Saturday, December 17, 2005

Albums Of The Year: Number 15



Let's start with a quick game of Tyne & Wear indie scene musical connections. So Peter Brewis was, and still is in some photo captions (including those in Getty Images' archive), the drummer with the Futureheads, Barry Hyde has been in other bands with various members and their 1-2-3-Nul! EP was produced by David Brewis. Maximo Park's Tom English drums on the album. Most of the above have been part of the J Xaverre live band. Give us long enough and we'll come up with a connection to the Golden Virgins too, although Kubichek! might be a struggle. Such diagram drawing is the traditional way to open a piece on Field Music, but tells you nothing about what they sound like.

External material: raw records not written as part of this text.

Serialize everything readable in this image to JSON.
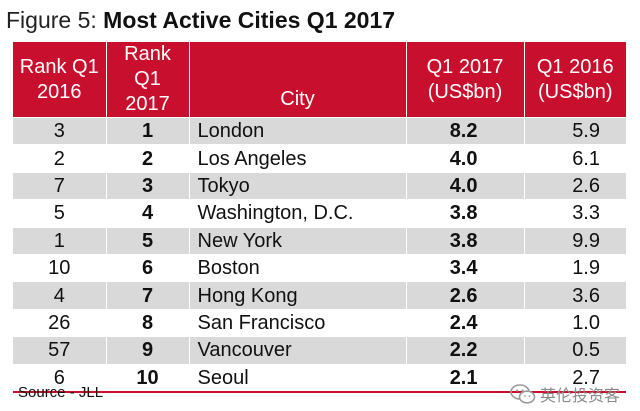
{
  "figure": {
    "prefix": "Figure 5: ",
    "title": "Most Active Cities Q1 2017"
  },
  "chart_data": {
    "type": "table",
    "title": "Most Active Cities Q1 2017",
    "columns": [
      "Rank Q1 2016",
      "Rank Q1 2017",
      "City",
      "Q1 2017 (US$bn)",
      "Q1 2016 (US$bn)"
    ],
    "header_lines": [
      [
        "Rank Q1",
        "2016"
      ],
      [
        "Rank Q1",
        "2017"
      ],
      [
        "City"
      ],
      [
        "Q1 2017",
        "(US$bn)"
      ],
      [
        "Q1 2016",
        "(US$bn)"
      ]
    ],
    "rows": [
      {
        "rank_2016": "3",
        "rank_2017": "1",
        "city": "London",
        "q1_2017": "8.2",
        "q1_2016": "5.9"
      },
      {
        "rank_2016": "2",
        "rank_2017": "2",
        "city": "Los Angeles",
        "q1_2017": "4.0",
        "q1_2016": "6.1"
      },
      {
        "rank_2016": "7",
        "rank_2017": "3",
        "city": "Tokyo",
        "q1_2017": "4.0",
        "q1_2016": "2.6"
      },
      {
        "rank_2016": "5",
        "rank_2017": "4",
        "city": "Washington, D.C.",
        "q1_2017": "3.8",
        "q1_2016": "3.3"
      },
      {
        "rank_2016": "1",
        "rank_2017": "5",
        "city": "New York",
        "q1_2017": "3.8",
        "q1_2016": "9.9"
      },
      {
        "rank_2016": "10",
        "rank_2017": "6",
        "city": "Boston",
        "q1_2017": "3.4",
        "q1_2016": "1.9"
      },
      {
        "rank_2016": "4",
        "rank_2017": "7",
        "city": "Hong Kong",
        "q1_2017": "2.6",
        "q1_2016": "3.6"
      },
      {
        "rank_2016": "26",
        "rank_2017": "8",
        "city": "San Francisco",
        "q1_2017": "2.4",
        "q1_2016": "1.0"
      },
      {
        "rank_2016": "57",
        "rank_2017": "9",
        "city": "Vancouver",
        "q1_2017": "2.2",
        "q1_2016": "0.5"
      },
      {
        "rank_2016": "6",
        "rank_2017": "10",
        "city": "Seoul",
        "q1_2017": "2.1",
        "q1_2016": "2.7"
      }
    ]
  },
  "source": "Source - JLL",
  "watermark": {
    "text": "英伦投资客",
    "icon": "wechat-logo-icon"
  },
  "colors": {
    "header_bg": "#c8102e",
    "row_shade": "#d9d9d9"
  }
}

Actually, what do they sound like? Over the album they veer from Mr Blue Sky ELO to English Settlement XTC, La's harmonies with prog time signatures and at least two songs that seemingly take inspiration from Robert Wyatt's version of I'm A Believer. As much as they're thrown into the mix they don't sound like just another post-punk band, turning the guitar effects down and producing the sort of sound that would be dubbed Americana if it wasn't laced with local accents and British Invasion and psychedelic pop suss. All this begs an interesting philosophical question - is it now seen as too obvious to be in thrall to the Beatles and Pet Sounds? You never hear them explicitly mentioned any more even when their fingerprints are all over the evidence. Field Music is proof that not only it is something not to be ashamed of, but there are still more ways and means to utilise the core values in 2005 and create something fresh sounding.

LISTEN IN: You Can Decide
EXTRA FEATURE: Not a lot about, but at least they've talked to Gigwise

1 comment:

Chris Brown said...

Thanks for the track - I think I've heard them before, but I don't really remember them.

Actually this sounds to me a lot like Split Enz. No bad thing that.